Chain of Thought empowers transformers to solve inherently serial problems

Paper’s Core Claim and Theoretical Context

  • Paper claims transformers with chain-of-thought (CoT) and constant depth can, in principle, solve any formally decidable problem if allowed arbitrarily many intermediate tokens.
  • Several comments place this in circuit complexity terms: earlier work bounded vanilla transformers (finite precision) to small circuit classes (e.g., TC⁰/AC⁰), unable to express some simple functions like parity; CoT and/or different assumptions expand their computational power toward general poly-time computation.
  • Others liken this to universal approximation / Turing-completeness results for neural networks and argue it’s theoretically interesting but practically weak (like “any function can be approximated with enough neurons”).

Enthusiasm and Potential Implications

  • Some see this as strong evidence that scaling inference and CoT could, in principle, let transformers match or exceed human problem-solving, assuming enough compute and good algorithm discovery.
  • CoT is compared to writing and multi-generational human reasoning; also to adding memory (like going from finite-state to pushdown/Turing machines).

Skepticism and Practical Limitations

  • Many push back on the marketing phrase “solve any problem” as ignoring efficiency, thermodynamics, and physical resource limits (“not enough planet / GPUs”).
  • Point that representing any algorithm ≠ finding good algorithms; the hard part is discovery and learning, not raw expressivity.
  • The result is compared to infinite-monkey / Busy Beaver–style theorems: true but not operationally useful.
  • Some stress that transformers’ power under realistic finite-precision and fixed-depth constraints remains limited; CoT helps, but may require polynomially many tokens, which is likely prohibitive.

Chain-of-Thought, Depth, and Seriality

  • CoT is framed as adding loops or increasing effective depth over time, converting a constant-depth circuit into a sequential process.
  • Discussion around “inherently serial” problems: some computations parallelize (e.g., summation); others may fundamentally require serial steps.
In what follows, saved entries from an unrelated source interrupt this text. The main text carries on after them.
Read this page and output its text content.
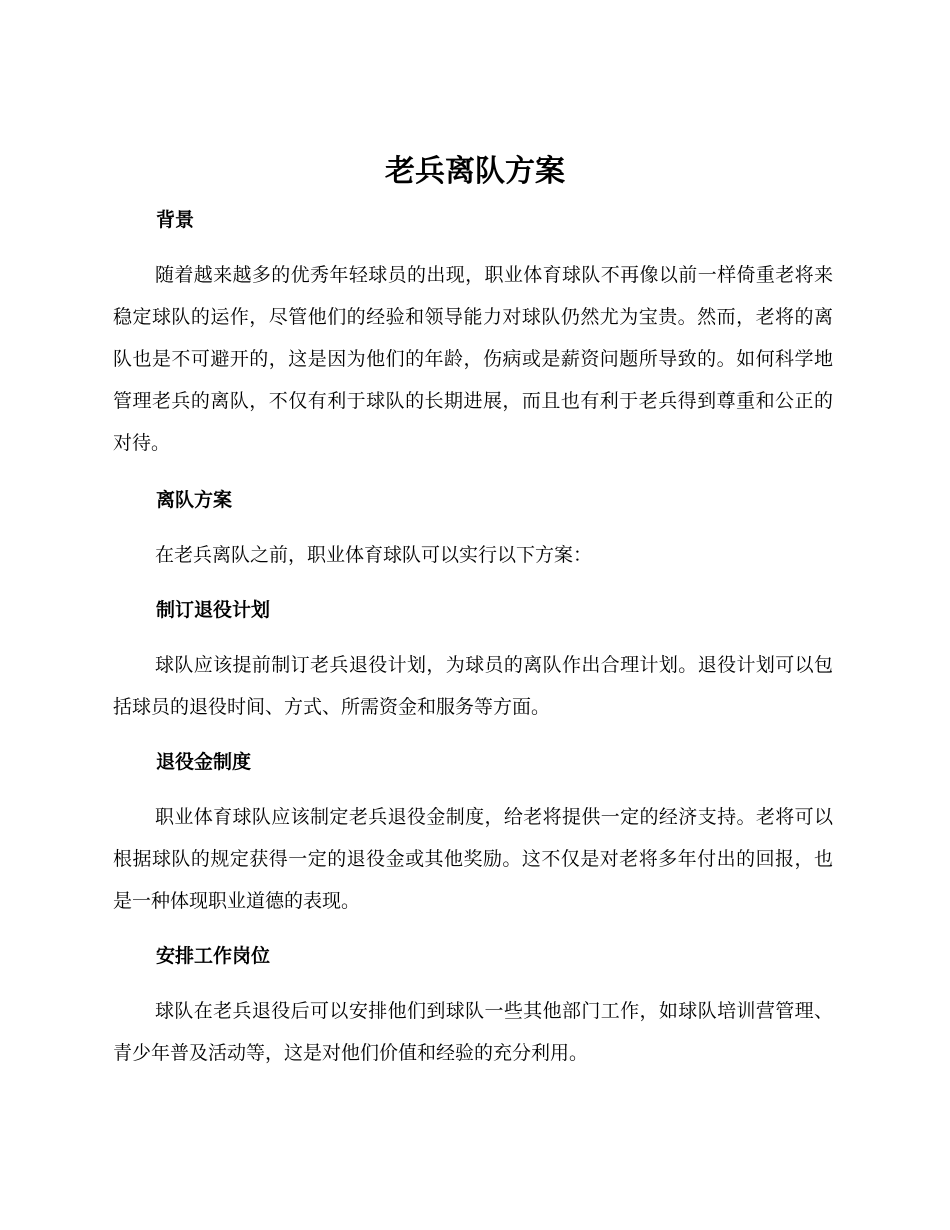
老兵离队方案
背景

随着越来越多的优秀年轻球员的出现，职业体育球队不再像以前一样倚重老将来稳定球队的运作，尽管他们的经验和领导能力对球队仍然尤为宝贵。然而，老将的离队也是不可避开的，这是因为他们的年龄，伤病或是薪资问题所导致的。如何科学地管理老兵的离队，不仅有利于球队的长期进展，而且也有利于老兵得到尊重和公正的对待。

离队方案

在老兵离队之前，职业体育球队可以实行以下方案：

制订退役计划

球队应该提前制订老兵退役计划，为球员的离队作出合理计划。退役计划可以包括球员的退役时间、方式、所需资金和服务等方面。

退役金制度

职业体育球队应该制定老兵退役金制度，给老将提供一定的经济支持。老将可以根据球队的规定获得一定的退役金或其他奖励。这不仅是对老将多年付出的回报，也是一种体现职业道德的表现。

安排工作岗位

球队在老兵退役后可以安排他们到球队一些其他部门工作，如球队培训营管理、青少年普及活动等，这是对他们价值和经验的充分利用。
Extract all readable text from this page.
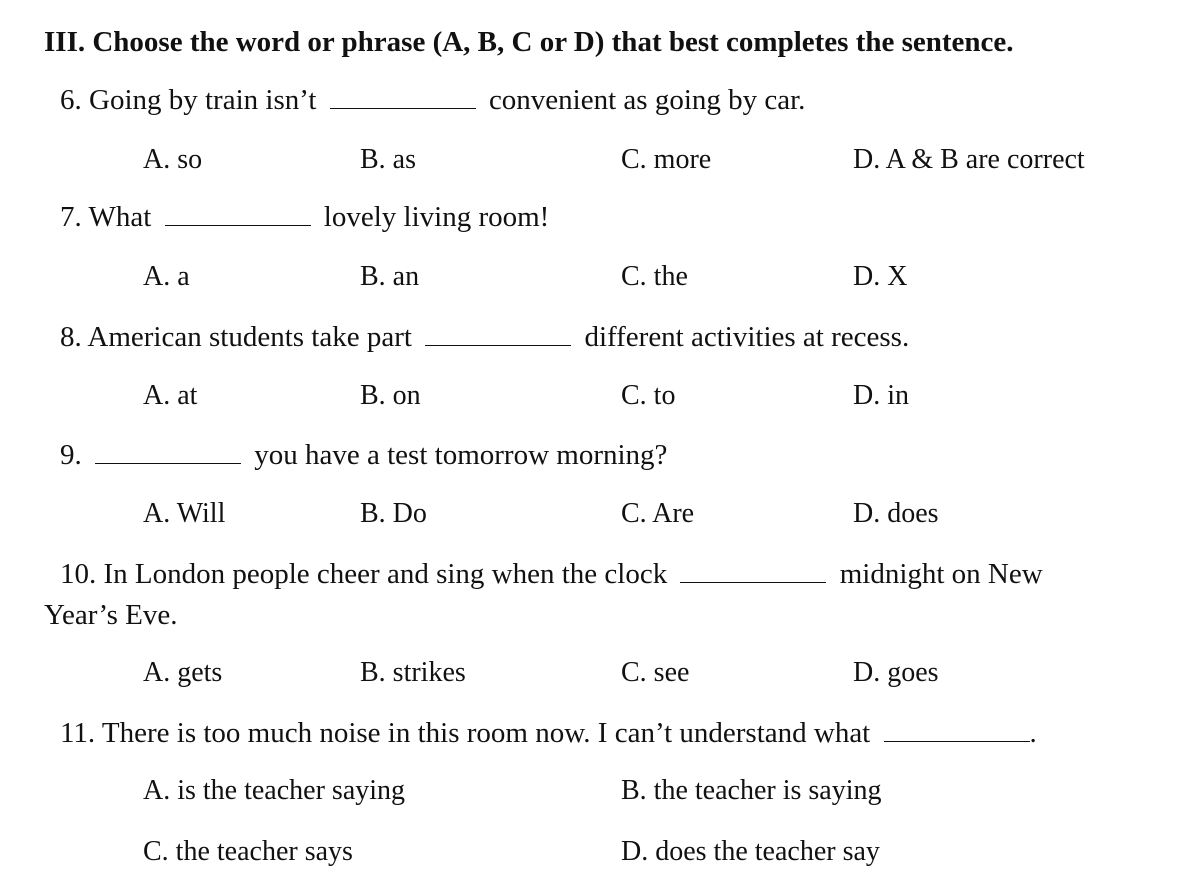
III. Choose the word or phrase (A, B, C or D) that best completes the sentence.
6. Going by train isn’t	convenient as going by car.
A. so	B. as	C. more	D. A & B are correct
7. What	lovely living room!
A. a	B. an	C. the	D. X
8. American students take part	different activities at recess.
A. at	B. on	C. to	D. in
9.	you have a test tomorrow morning?
A. Will	B. Do	C. Are	D. does
10. In London people cheer and sing when the clock	midnight on New
Year’s Eve.
A. gets	B. strikes	C. see	D. goes
11. There is too much noise in this room now. I can’t understand what	.
A. is the teacher saying	B. the teacher is saying
C. the teacher says	D. does the teacher say
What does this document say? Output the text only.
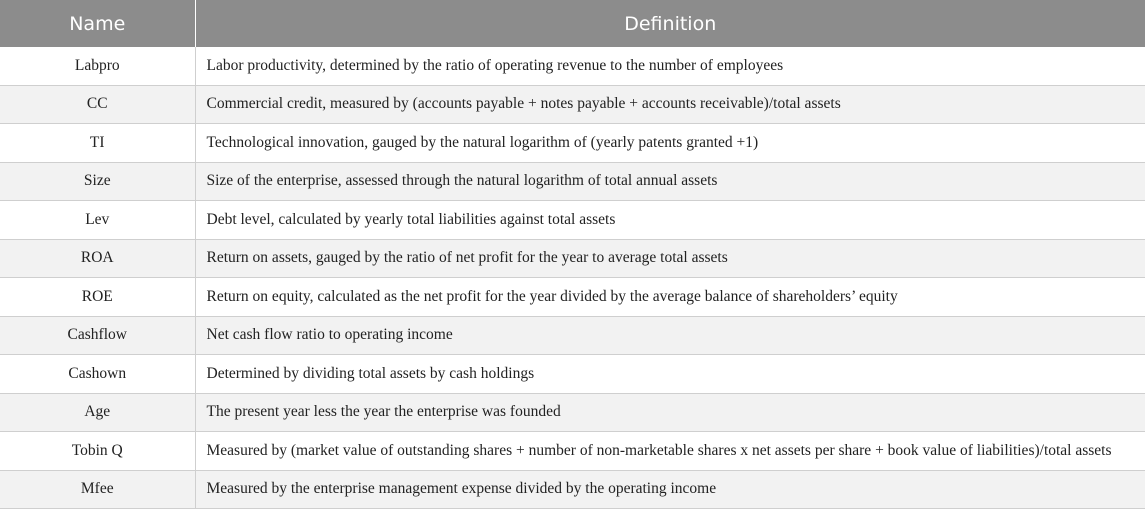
Name	Definition
Labpro	Labor productivity, determined by the ratio of operating revenue to the number of employees
CC	Commercial credit, measured by (accounts payable + notes payable + accounts receivable)/total assets
TI	Technological innovation, gauged by the natural logarithm of (yearly patents granted +1)
Size	Size of the enterprise, assessed through the natural logarithm of total annual assets
Lev	Debt level, calculated by yearly total liabilities against total assets
ROA	Return on assets, gauged by the ratio of net profit for the year to average total assets
ROE	Return on equity, calculated as the net profit for the year divided by the average balance of shareholders’ equity
Cashflow	Net cash flow ratio to operating income
Cashown	Determined by dividing total assets by cash holdings
Age	The present year less the year the enterprise was founded
Tobin Q	Measured by (market value of outstanding shares + number of non-marketable shares x net assets per share + book value of liabilities)/total assets
Mfee	Measured by the enterprise management expense divided by the operating income
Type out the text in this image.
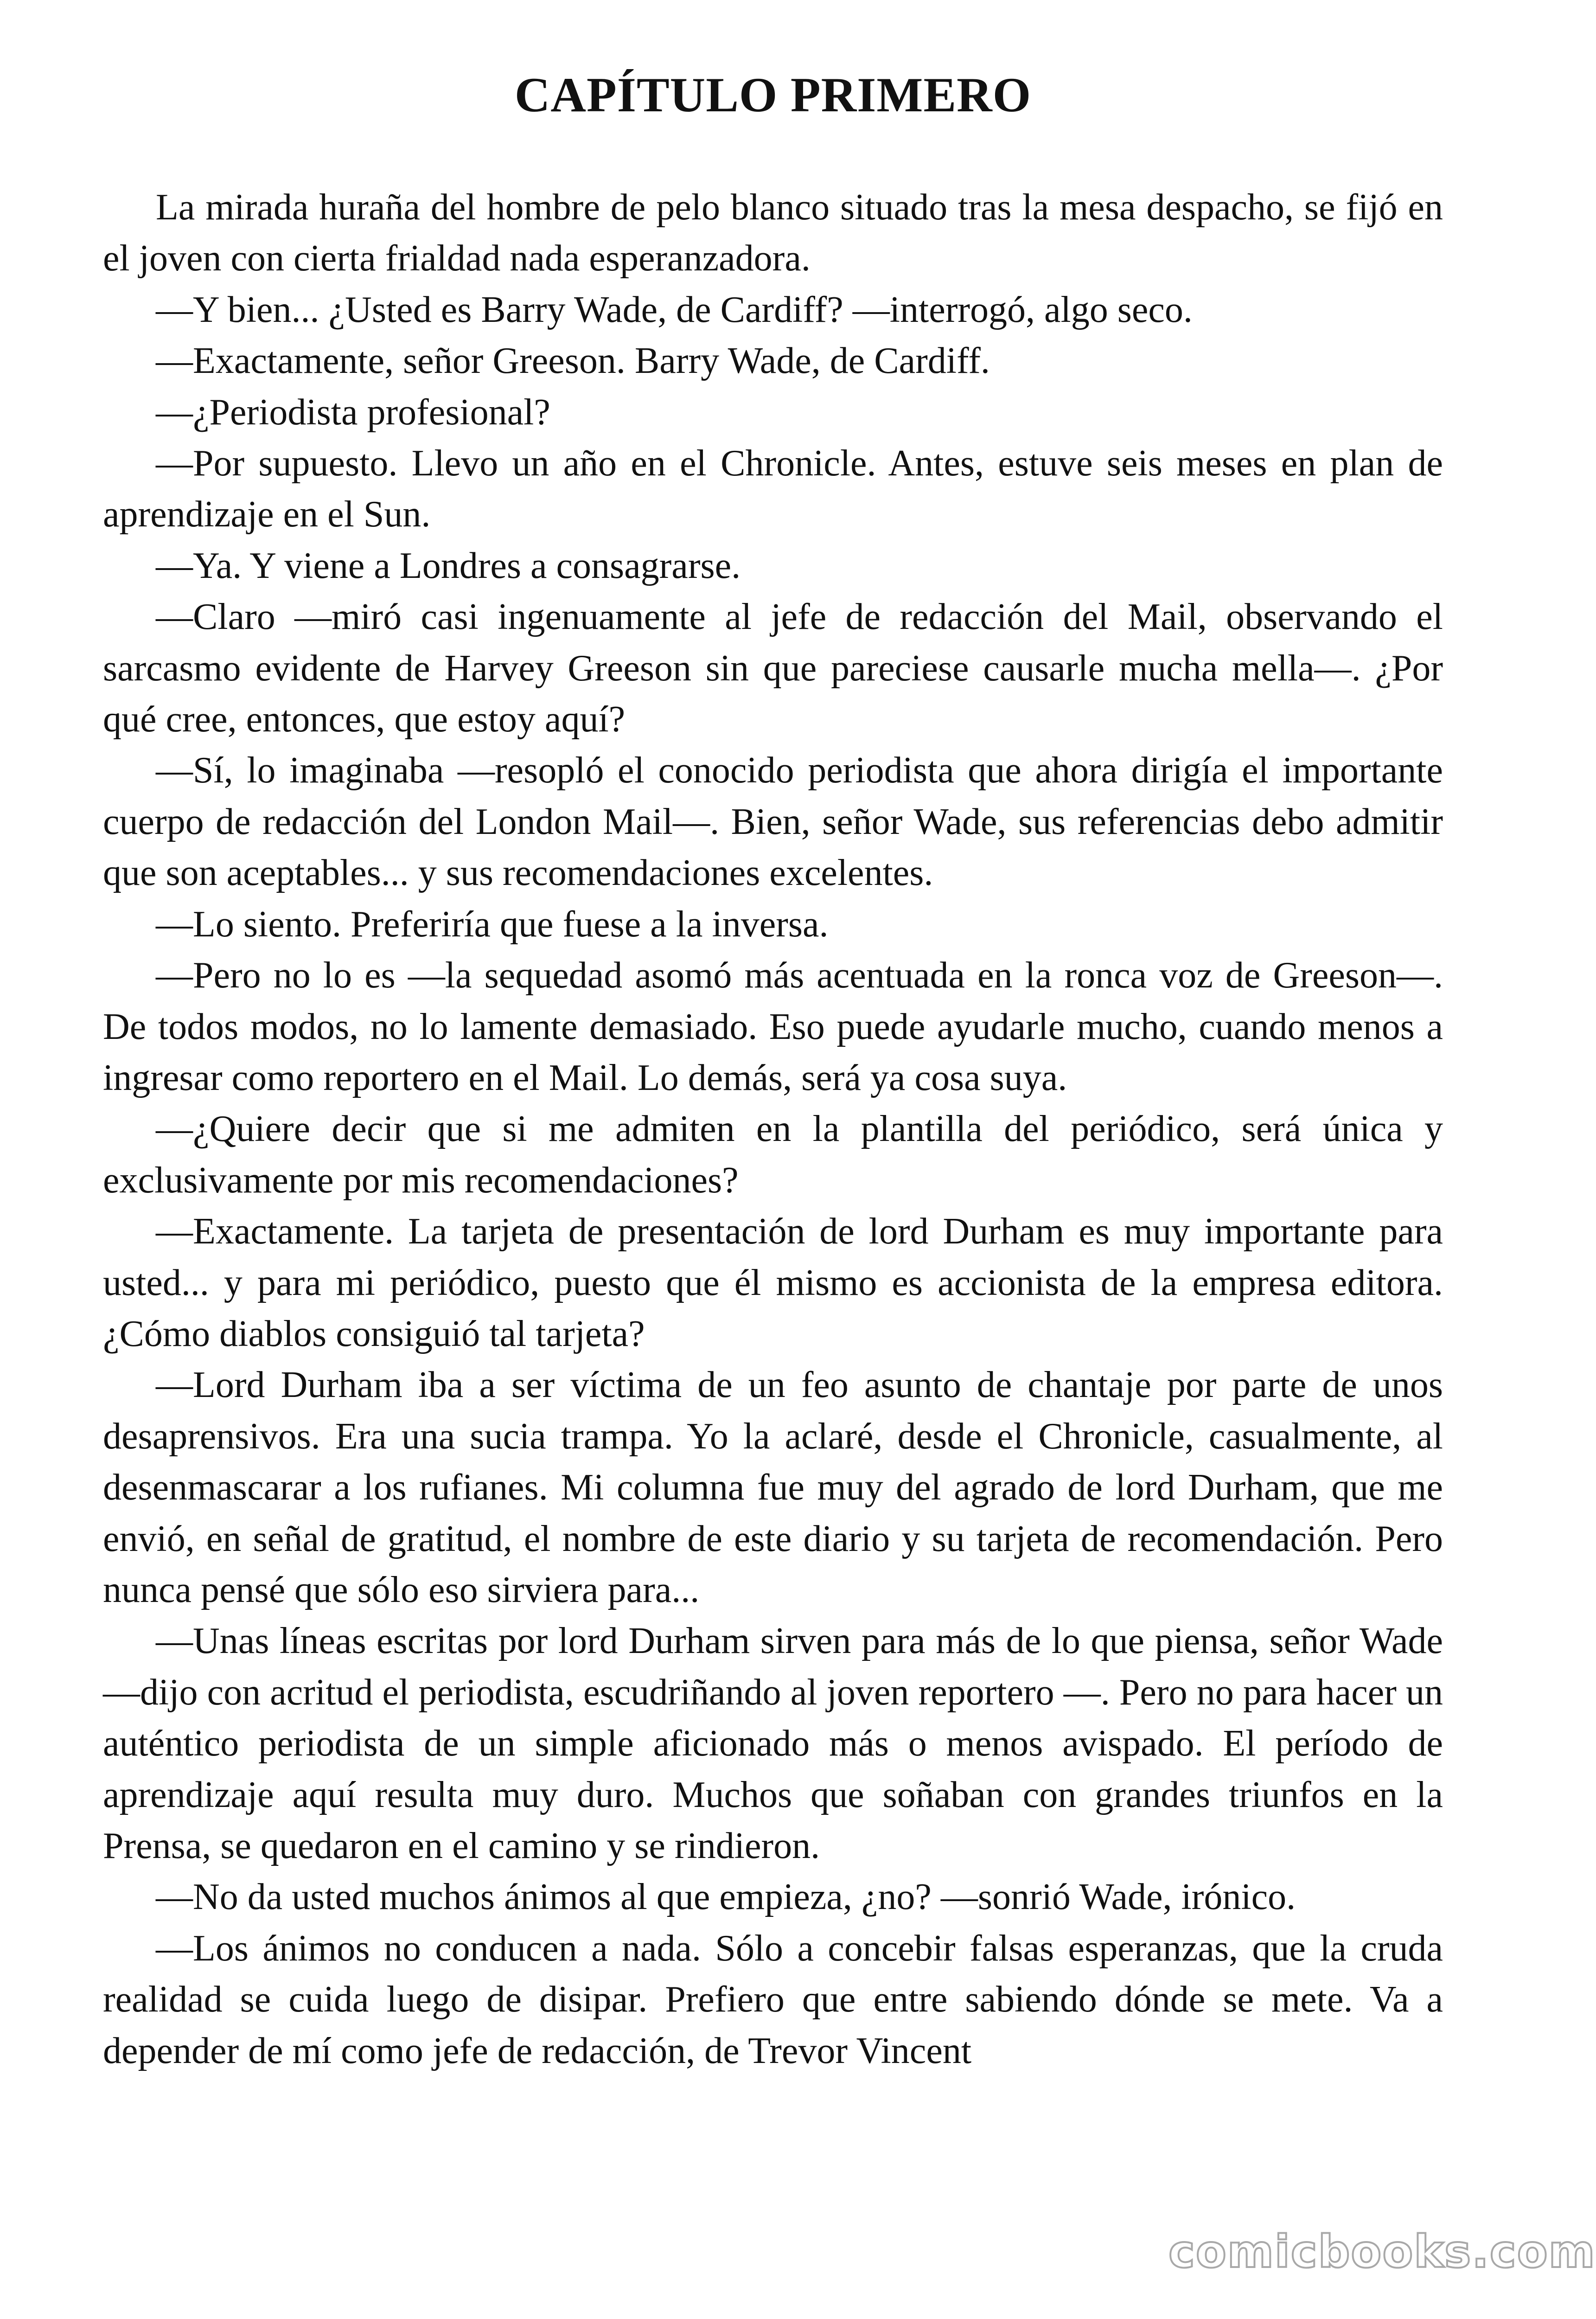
CAPÍTULO PRIMERO

La mirada huraña del hombre de pelo blanco situado tras la mesa despacho, se fijó en el joven con cierta frialdad nada esperanzadora.

—Y bien... ¿Usted es Barry Wade, de Cardiff? —interrogó, algo seco.

—Exactamente, señor Greeson. Barry Wade, de Cardiff.

—¿Periodista profesional?

—Por supuesto. Llevo un año en el Chronicle. Antes, estuve seis meses en plan de aprendizaje en el Sun.

—Ya. Y viene a Londres a consagrarse.

—Claro —miró casi ingenuamente al jefe de redacción del Mail, observando el sarcasmo evidente de Harvey Greeson sin que pareciese causarle mucha mella—. ¿Por qué cree, entonces, que estoy aquí?

—Sí, lo imaginaba —resopló el conocido periodista que ahora dirigía el importante cuerpo de redacción del London Mail—. Bien, señor Wade, sus referencias debo admitir que son aceptables... y sus recomendaciones excelentes.

—Lo siento. Preferiría que fuese a la inversa.

—Pero no lo es —la sequedad asomó más acentuada en la ronca voz de Greeson—. De todos modos, no lo lamente demasiado. Eso puede ayudarle mucho, cuando menos a ingresar como reportero en el Mail. Lo demás, será ya cosa suya.

—¿Quiere decir que si me admiten en la plantilla del periódico, será única y exclusivamente por mis recomendaciones?

—Exactamente. La tarjeta de presentación de lord Durham es muy importante para usted... y para mi periódico, puesto que él mismo es accionista de la empresa editora. ¿Cómo diablos consiguió tal tarjeta?

—Lord Durham iba a ser víctima de un feo asunto de chantaje por parte de unos desaprensivos. Era una sucia trampa. Yo la aclaré, desde el Chronicle, casualmente, al desenmascarar a los rufianes. Mi columna fue muy del agrado de lord Durham, que me envió, en señal de gratitud, el nombre de este diario y su tarjeta de recomendación. Pero nunca pensé que sólo eso sirviera para...

—Unas líneas escritas por lord Durham sirven para más de lo que piensa, señor Wade —dijo con acritud el periodista, escudriñando al joven reportero —. Pero no para hacer un auténtico periodista de un simple aficionado más o menos avispado. El período de aprendizaje aquí resulta muy duro. Muchos que soñaban con grandes triunfos en la Prensa, se quedaron en el camino y se rindieron.

—No da usted muchos ánimos al que empieza, ¿no? —sonrió Wade, irónico.

—Los ánimos no conducen a nada. Sólo a concebir falsas esperanzas, que la cruda realidad se cuida luego de disipar. Prefiero que entre sabiendo dónde se mete. Va a depender de mí como jefe de redacción, de Trevor Vincent

comicbooks.com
CoT lets a parallel-ish architecture emulate serial reasoning.

Formal vs Informal Problems

  • The theorem applies to formal languages/decidable problems only.
  • Several comments note that most real-world tasks start as fuzzy, informal human requests; there’s a hard, poorly understood problem of formalizing these into something a model (or any formal system) can solve.
  • Whether this translation itself can be made formal or is inherently informal is debated and left unresolved.

“Stochastic Parrot” and Intelligence Debate

  • Tangential but extensive discussion compares LLMs to “stochastic parrots,” Chinese Room, and humans as pattern-matching, partially-understanding agents.
  • One side uses these labels to demystify LLMs as sophisticated autocomplete; another argues humans are not fundamentally different and that such dismissive labels obscure genuine advances.

Methods, Tools, and Variants

  • Iterative “for-loop of thought” prompting (self-critique cycles) is discussed; anecdotal reports show mixed results, and systematic benchmarking is labeled as unclear.
  • Comments mention related work: CoT boosting transformer power vs RNNs, transformers vs classical symbolic methods (Prolog, expert systems), and hybrid ideas combining probabilistic LLMs with explicit logical reasoning.